コロナ禍以降、多くの教会で礼拝の配信が行われている。
ありがたいことだ。
日本基督教団所属の教会の配信もいくつか拝見しているが、
多くが指定された聖書の箇所に基づいて説教がなされている。

今年は、
『ヨハネによる福音書』のようだ。

ある教会で、
牧師先生が
最新のヨハネ福音書研究を反映させたお話をされた。

それによると、
この福音書は複数の著者が関与しているようだ。

中には、相反する主張も見られたり、明らかに後代の追記もあるとのこと。

それで、この箇所は、追記だから(読まなくて良い)、、。

うーん、確かにそうなんだろうけど、なぁ。

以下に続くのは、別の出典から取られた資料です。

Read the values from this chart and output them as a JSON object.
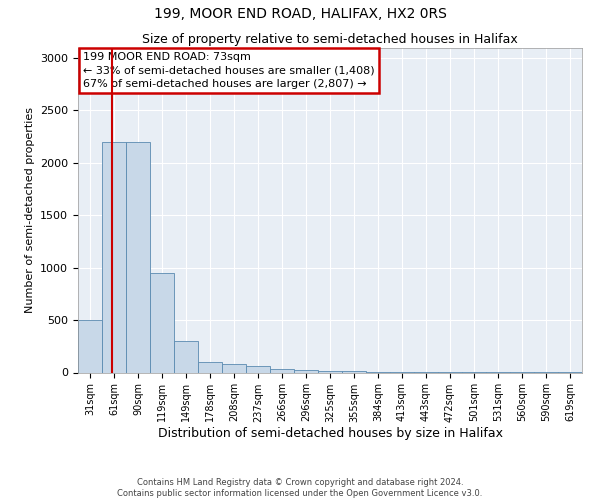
{
  "title1": "199, MOOR END ROAD, HALIFAX, HX2 0RS",
  "title2": "Size of property relative to semi-detached houses in Halifax",
  "xlabel": "Distribution of semi-detached houses by size in Halifax",
  "ylabel": "Number of semi-detached properties",
  "footnote1": "Contains HM Land Registry data © Crown copyright and database right 2024.",
  "footnote2": "Contains public sector information licensed under the Open Government Licence v3.0.",
  "annotation_title": "199 MOOR END ROAD: 73sqm",
  "annotation_line1": "← 33% of semi-detached houses are smaller (1,408)",
  "annotation_line2": "67% of semi-detached houses are larger (2,807) →",
  "property_size": 73,
  "categories": [
    "31sqm",
    "61sqm",
    "90sqm",
    "119sqm",
    "149sqm",
    "178sqm",
    "208sqm",
    "237sqm",
    "266sqm",
    "296sqm",
    "325sqm",
    "355sqm",
    "384sqm",
    "413sqm",
    "443sqm",
    "472sqm",
    "501sqm",
    "531sqm",
    "560sqm",
    "590sqm",
    "619sqm"
  ],
  "bin_edges": [
    31,
    61,
    90,
    119,
    149,
    178,
    208,
    237,
    266,
    296,
    325,
    355,
    384,
    413,
    443,
    472,
    501,
    531,
    560,
    590,
    619,
    648
  ],
  "values": [
    500,
    2200,
    2200,
    950,
    300,
    100,
    80,
    60,
    30,
    20,
    15,
    10,
    8,
    6,
    5,
    4,
    3,
    3,
    2,
    2,
    2
  ],
  "bar_color": "#c8d8e8",
  "bar_edge_color": "#5a8ab0",
  "red_line_color": "#cc0000",
  "annotation_box_color": "#cc0000",
  "background_color": "#e8eef5",
  "ylim": [
    0,
    3100
  ],
  "yticks": [
    0,
    500,
    1000,
    1500,
    2000,
    2500,
    3000
  ],
  "title1_fontsize": 10,
  "title2_fontsize": 9,
  "ylabel_fontsize": 8,
  "xlabel_fontsize": 9,
  "tick_fontsize": 8,
  "xtick_fontsize": 7,
  "footnote_fontsize": 6,
  "ann_fontsize": 8
}
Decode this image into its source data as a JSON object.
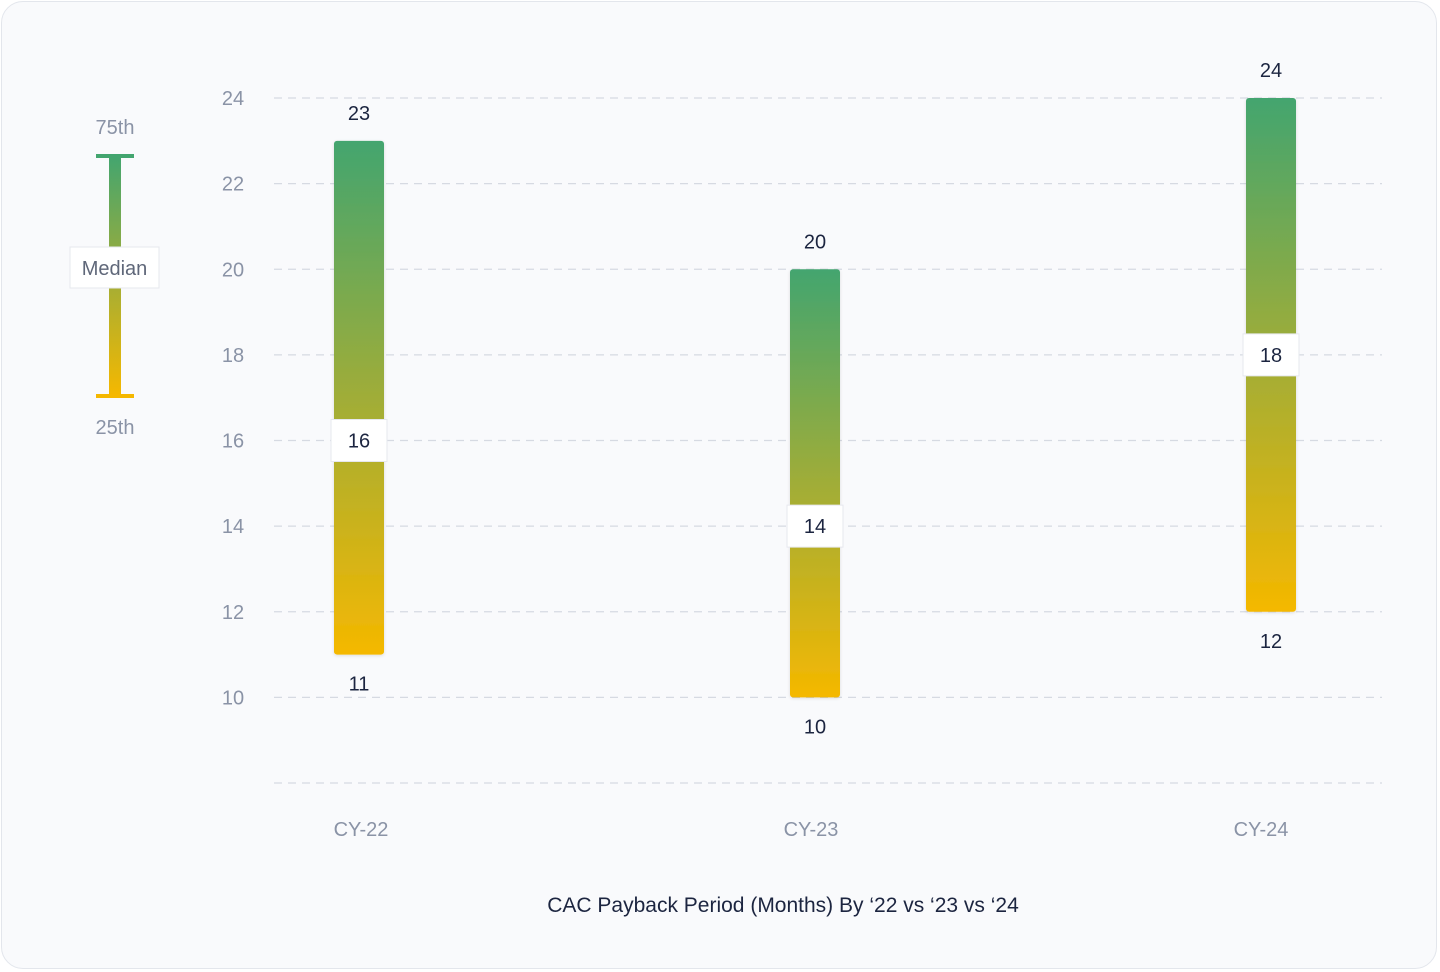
{
  "chart_data": {
    "type": "range-bar",
    "title": "CAC Payback Period (Months) By ‘22 vs ‘23 vs ‘24",
    "xlabel": "",
    "ylabel": "",
    "ylim": [
      8,
      24
    ],
    "yticks": [
      10,
      12,
      14,
      16,
      18,
      20,
      22,
      24
    ],
    "grid": true,
    "categories": [
      "CY-22",
      "CY-23",
      "CY-24"
    ],
    "series": [
      {
        "p75": [
          23,
          20,
          24
        ],
        "median": [
          16,
          14,
          18
        ],
        "p25": [
          11,
          10,
          12
        ]
      }
    ],
    "legend": {
      "placement": "left",
      "top_label": "75th",
      "middle_label": "Median",
      "bottom_label": "25th"
    },
    "colors": {
      "top": "#43a56f",
      "bottom": "#f5b800",
      "grid": "#d6dae2",
      "axis_text": "#8a93a6",
      "value_text": "#1c2540"
    }
  }
}
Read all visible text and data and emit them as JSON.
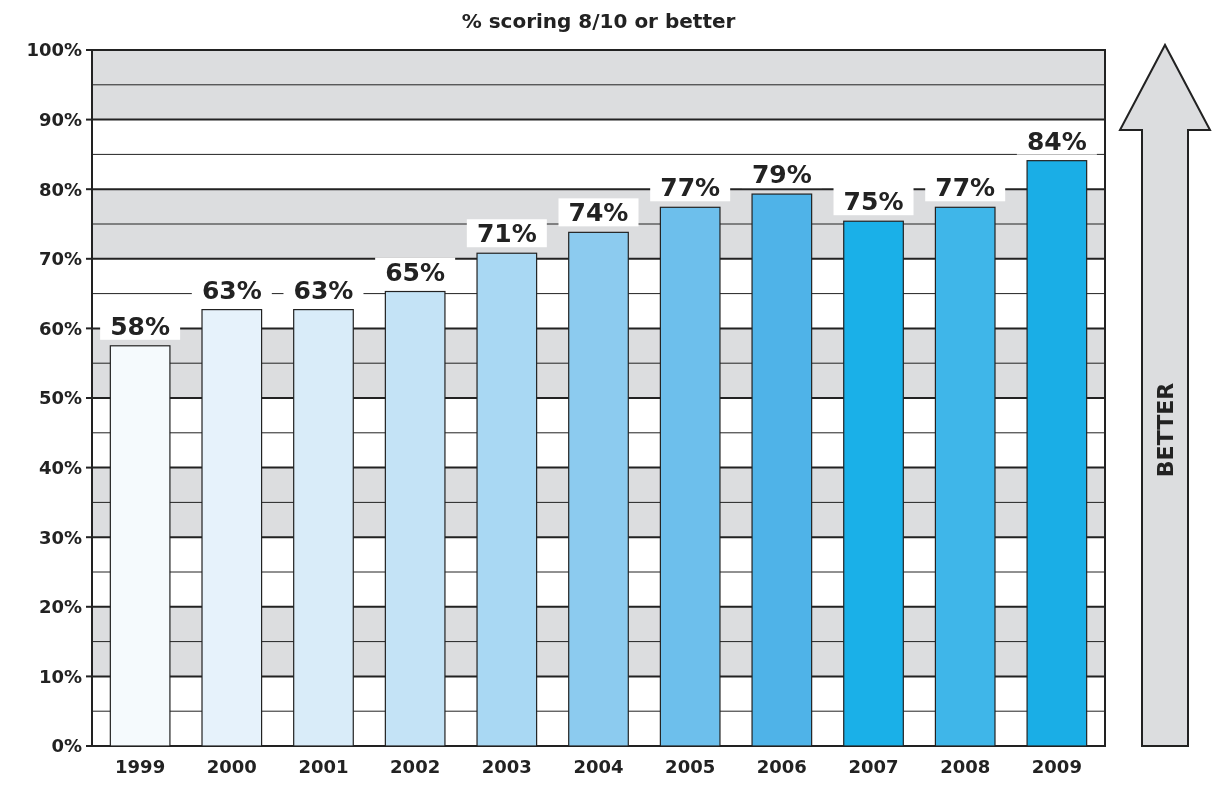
{
  "chart_data": {
    "type": "bar",
    "title": "% scoring 8/10 or better",
    "categories": [
      "1999",
      "2000",
      "2001",
      "2002",
      "2003",
      "2004",
      "2005",
      "2006",
      "2007",
      "2008",
      "2009"
    ],
    "values": [
      57.5,
      62.7,
      62.7,
      65.3,
      70.8,
      73.8,
      77.4,
      79.3,
      75.4,
      77.4,
      84.1
    ],
    "value_labels": [
      "58%",
      "63%",
      "63%",
      "65%",
      "71%",
      "74%",
      "77%",
      "79%",
      "75%",
      "77%",
      "84%"
    ],
    "colors": [
      "#f5fafd",
      "#e6f2fb",
      "#d9ecf9",
      "#c4e3f6",
      "#a9d8f3",
      "#8ccbef",
      "#6dbfec",
      "#4fb3e8",
      "#1ab0e8",
      "#3fb6e9",
      "#1aaee6"
    ],
    "ylim": [
      0,
      100
    ],
    "yticks": [
      {
        "value": 0,
        "label": "0%"
      },
      {
        "value": 10,
        "label": "10%"
      },
      {
        "value": 20,
        "label": "20%"
      },
      {
        "value": 30,
        "label": "30%"
      },
      {
        "value": 40,
        "label": "40%"
      },
      {
        "value": 50,
        "label": "50%"
      },
      {
        "value": 60,
        "label": "60%"
      },
      {
        "value": 70,
        "label": "70%"
      },
      {
        "value": 80,
        "label": "80%"
      },
      {
        "value": 90,
        "label": "90%"
      },
      {
        "value": 100,
        "label": "100%"
      }
    ],
    "grid": "y",
    "annotations": [
      "BETTER"
    ]
  }
}
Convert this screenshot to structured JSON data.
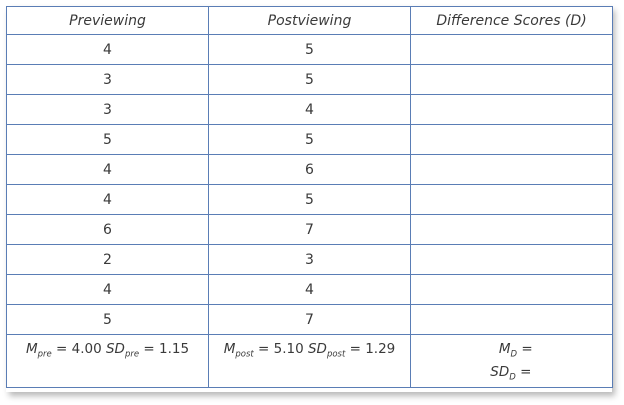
{
  "table": {
    "headers": [
      "Previewing",
      "Postviewing",
      "Difference Scores (D)"
    ],
    "rows": [
      [
        "4",
        "5",
        ""
      ],
      [
        "3",
        "5",
        ""
      ],
      [
        "3",
        "4",
        ""
      ],
      [
        "5",
        "5",
        ""
      ],
      [
        "4",
        "6",
        ""
      ],
      [
        "4",
        "5",
        ""
      ],
      [
        "6",
        "7",
        ""
      ],
      [
        "2",
        "3",
        ""
      ],
      [
        "4",
        "4",
        ""
      ],
      [
        "5",
        "7",
        ""
      ]
    ],
    "summary": {
      "pre": {
        "m_symbol": "M",
        "m_sub": "pre",
        "m_value": "= 4.00",
        "sd_symbol": "SD",
        "sd_sub": "pre",
        "sd_value": "= 1.15"
      },
      "post": {
        "m_symbol": "M",
        "m_sub": "post",
        "m_value": "= 5.10",
        "sd_symbol": "SD",
        "sd_sub": "post",
        "sd_value": "= 1.29"
      },
      "diff": {
        "m_symbol": "M",
        "m_sub": "D",
        "m_value": "=",
        "sd_symbol": "SD",
        "sd_sub": "D",
        "sd_value": "="
      }
    }
  },
  "colors": {
    "border": "#5a7db5",
    "text": "#3a3a3a"
  }
}
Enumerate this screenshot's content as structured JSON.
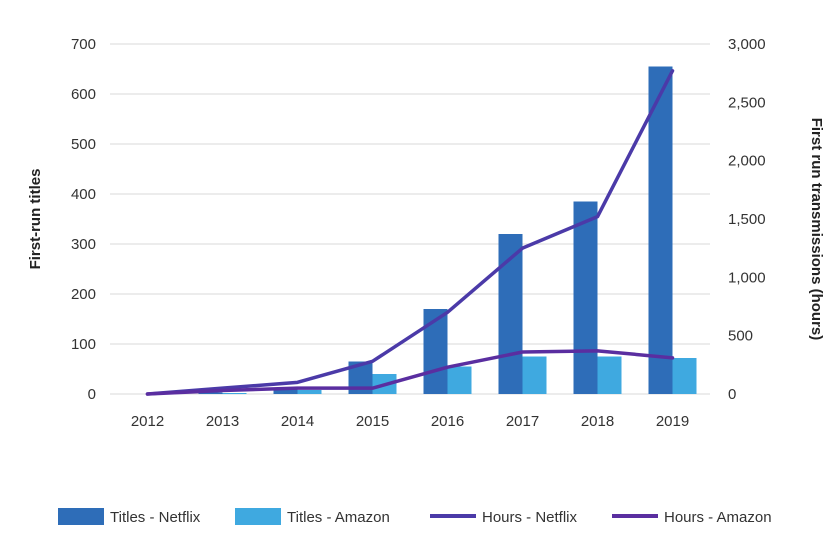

何か違うような。

聖書学者さんたちは、
最新の研究で何を明らかにしようとしているのだろう?

学問的な成果を否定するつもりはない。
しかし、聖書学という学問の目的はなんだろう?

無神論者を表明する神学者もいらっしゃる時代だ。
聖書学者、必ずしも、《福音を伝える人》とは限らない。

いや、全く逆の立場の方もおられる。

主イエスの福音を、
人間的な「生き方」として捉え直すことこそ現代的意義であり、
それこそ現代への《福音》だと。
うーん、、、

そもそも《福音書》ってなんだ、って話だ。

福音書記者が、福音書を書いた目的。

くだんの『ヨハネ福音書』には、
明確にその目的が編集者によって記されている。

これらのことが書かれたのは、あなたがたが、イエスは神の子であると信じるためであり、また、信じて、イエスの名によって命を得るためである。
(ヨハネ20:31、聖書協会共同訳)

この目的に沿って読み、
その内容に向き合うことが、
何よりも著者たちの願うことだろう。

〈学問〉を尊ぶあまり、
この目的から外れたとしたら、
本末転倒だと思う。

かと言って、
最新の学問的成果を無視するのも問題だろう。

手持ちの書物や資料は、
20世紀以前のものばかり。

今世紀に入ってからの著作は、
せいぜいかの田川建三氏の訳と註解くらいか。

ということで、
いろいろ探してみたところ、

R.カイザー著 前川裕訳の『ヨハネ福音書入門』が目に止まった。

これで少し最新の聖書学の成果を少しなりとも勉強してみよう。

写真に一緒に写っているのは、
由木康著の『イエス・キリストを語る』(講談社学術文庫)。

由木氏は、讃美歌「まぶねのなかに」の作詞作曲家でも知られる。

氏が亡くなった後に見つかった『ヨハネ福音書』の説教原稿で、
未発表原稿を整理されたものだ。

この本は、捨てられない。
サラリーマン時代に、仕事に追われて、聖書から離れてしまった時期に、手に取った。

読み進むうちに、〈初めの愛〉が蘇ってきた。

聖書に向き合う気持ちを湧かせていただいた。

まさに、この本のタイトル通りだった。

そして、それこそ『ヨハネ福音書』の著者たちが望んだことでもあると思う。

最新の聖書学の成果から何を学べるか興味はあるが、
何よりも、
この目的に向かって魂を整えさせていただければと願う。